El mercado de préstamo de acciones es un espejo roto

Lucid, Beyond Meat, New Fortress Energy y otros trece nombres integran ahora el club de los “difíciles de corto”. Sus acciones se negocian con un alquiler anual del 10 % al 50 %, un precio que disuade a la mayoría de los hedge funds. Esa reticencia genera un sobre-precio artificial: quien compra paga de más, quien vende gana si el castigo llega. La evidencia: entre 2010 y 2025 un portafolio teórico que vendiera en corto estos papeles batió al Russell 3000 por 22 puntos porcentuales anuales ajustado por riesgo. El truco está en no pasarse del 50 % de coste de préstamo; a partir de ahí la tajada desaparece.

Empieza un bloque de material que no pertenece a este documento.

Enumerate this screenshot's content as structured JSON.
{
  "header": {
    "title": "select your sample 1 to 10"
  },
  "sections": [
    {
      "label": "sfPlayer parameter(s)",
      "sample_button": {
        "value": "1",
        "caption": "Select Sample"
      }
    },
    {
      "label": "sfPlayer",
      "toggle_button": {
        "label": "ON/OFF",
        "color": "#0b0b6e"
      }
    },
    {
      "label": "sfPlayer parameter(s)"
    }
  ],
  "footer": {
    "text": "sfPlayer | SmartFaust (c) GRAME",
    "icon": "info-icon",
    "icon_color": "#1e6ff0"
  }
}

El mecanismo es brutalmente simple. Cuando nadie presta, el corto se encarece; cuando se encarece, baja la presión vendedora; cuando baja la presión, el precio se infla. Hasta que estalla. El estudio recopila 15 años de datos y 81,4 % de “alpha” negativo en los valores más caros de alquilar. Traducción: los fondos que han pagado ese peaje han perdido ocho de cada diez dólares invertidos en comparación con el mercado. La conclusión no es que el corto sea imposible, sino que hay que elegir la grieta correcta: demasiado barata, y la caída ya está descontada; demasiado cara, y la rentabilidad se la queda el prestamista.

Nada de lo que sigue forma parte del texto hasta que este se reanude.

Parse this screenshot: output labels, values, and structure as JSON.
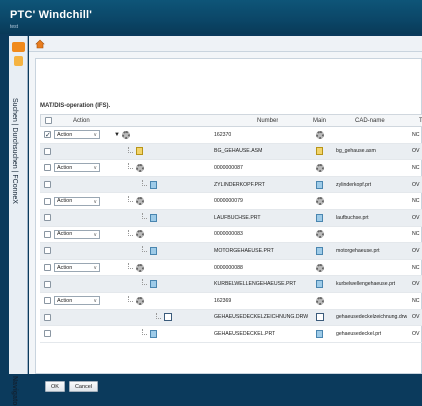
{
  "app": {
    "brand": "PTC' Windchill'",
    "sub": "test"
  },
  "left_rail": {
    "search_label": "Suchen | Durchsuchen | FConneX",
    "nav_label": "Navigato"
  },
  "pane": {
    "title": "MAT/DIS-operation (IFS)."
  },
  "grid": {
    "headers": {
      "action": "Action",
      "number": "Number",
      "main": "Main",
      "cad": "CAD-name",
      "tail": "T"
    },
    "rows": [
      {
        "checked": true,
        "action": "Action",
        "toggle": "▼",
        "kind": "gear",
        "indent": 0,
        "number": "162370",
        "main": "gear",
        "cad": "",
        "tail": "NC",
        "alt": false
      },
      {
        "checked": false,
        "action": "",
        "toggle": "",
        "kind": "asm",
        "indent": 1,
        "number": "BG_GEHAUSE.ASM",
        "main": "asm",
        "cad": "bg_gehause.asm",
        "tail": "OV",
        "alt": true
      },
      {
        "checked": false,
        "action": "Action",
        "toggle": "",
        "kind": "gear",
        "indent": 1,
        "number": "0000000087",
        "main": "gear",
        "cad": "",
        "tail": "NC",
        "alt": false
      },
      {
        "checked": false,
        "action": "",
        "toggle": "",
        "kind": "doc",
        "indent": 2,
        "number": "ZYLINDERKOPF.PRT",
        "main": "doc",
        "cad": "zylinderkopf.prt",
        "tail": "OV",
        "alt": true
      },
      {
        "checked": false,
        "action": "Action",
        "toggle": "",
        "kind": "gear",
        "indent": 1,
        "number": "0000000079",
        "main": "gear",
        "cad": "",
        "tail": "NC",
        "alt": false
      },
      {
        "checked": false,
        "action": "",
        "toggle": "",
        "kind": "doc",
        "indent": 2,
        "number": "LAUFBUCHSE.PRT",
        "main": "doc",
        "cad": "laufbuchse.prt",
        "tail": "OV",
        "alt": true
      },
      {
        "checked": false,
        "action": "Action",
        "toggle": "",
        "kind": "gear",
        "indent": 1,
        "number": "0000000083",
        "main": "gear",
        "cad": "",
        "tail": "NC",
        "alt": false
      },
      {
        "checked": false,
        "action": "",
        "toggle": "",
        "kind": "doc",
        "indent": 2,
        "number": "MOTORGEHAEUSE.PRT",
        "main": "doc",
        "cad": "motorgehaeuse.prt",
        "tail": "OV",
        "alt": true
      },
      {
        "checked": false,
        "action": "Action",
        "toggle": "",
        "kind": "gear",
        "indent": 1,
        "number": "0000000088",
        "main": "gear",
        "cad": "",
        "tail": "NC",
        "alt": false
      },
      {
        "checked": false,
        "action": "",
        "toggle": "",
        "kind": "doc",
        "indent": 2,
        "number": "KURBELWELLENGEHAEUSE.PRT",
        "main": "doc",
        "cad": "kurbelwellengehaeuse.prt",
        "tail": "OV",
        "alt": true
      },
      {
        "checked": false,
        "action": "Action",
        "toggle": "",
        "kind": "gear",
        "indent": 1,
        "number": "162369",
        "main": "gear",
        "cad": "",
        "tail": "NC",
        "alt": false
      },
      {
        "checked": false,
        "action": "",
        "toggle": "",
        "kind": "drw",
        "indent": 3,
        "number": "GEHAEUSEDECKELZEICHNUNG.DRW",
        "main": "drw",
        "cad": "gehaeusedeckelzeichnung.drw",
        "tail": "OV",
        "alt": true
      },
      {
        "checked": false,
        "action": "",
        "toggle": "",
        "kind": "doc",
        "indent": 2,
        "number": "GEHAEUSEDECKEL.PRT",
        "main": "doc",
        "cad": "gehaeusedeckel.prt",
        "tail": "OV",
        "alt": false
      }
    ]
  },
  "buttons": {
    "ok": "OK",
    "cancel": "Cancel"
  },
  "colors": {
    "header_bg": "#0b4667",
    "accent": "#f08a1c"
  }
}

La lista que circula entre los gestores de riesgo

La lista que circula entre los gestores de riesgo

Los dieciséis nombres que ahora se pasan de mano en mano en Nueva York no son fantasmas bursátiles. Lucid vale 9.000 millones, New Fortress otros 2.500 y Beyond Meat sigue descontando un futuro de bistecs de guisante que no termina de llegar. Todos comparten un rasgo: la acción cuesta más de 10 % anual solo por el derecho a pedirla prestada. Eso convierte cada día de retraso en una losa: el corto debe caer al menos un 11 % en doce meses para no perder dinero. El estudio demuestra que, en promedio, lo consigue con seis meses de anticipación.

La moraleja llega antes del cierre. Los inversores que ahora compran estos nombres creen que la geopolítica o la Fed les salvarán. Los que los venden en corto saben que el verdadero catalizador es interno: un balance sobrecalentado, un flujo de caja que no llega, un prestamista que reclama sus títulos. Mientras tanto, el reloj de la prima de alquiler sigue corriendo. Y, como dice un gestor de Boston que lleva años explotando la grieta: “El mercado castiga primero a quien paga por creer, no a quien duda gratis”.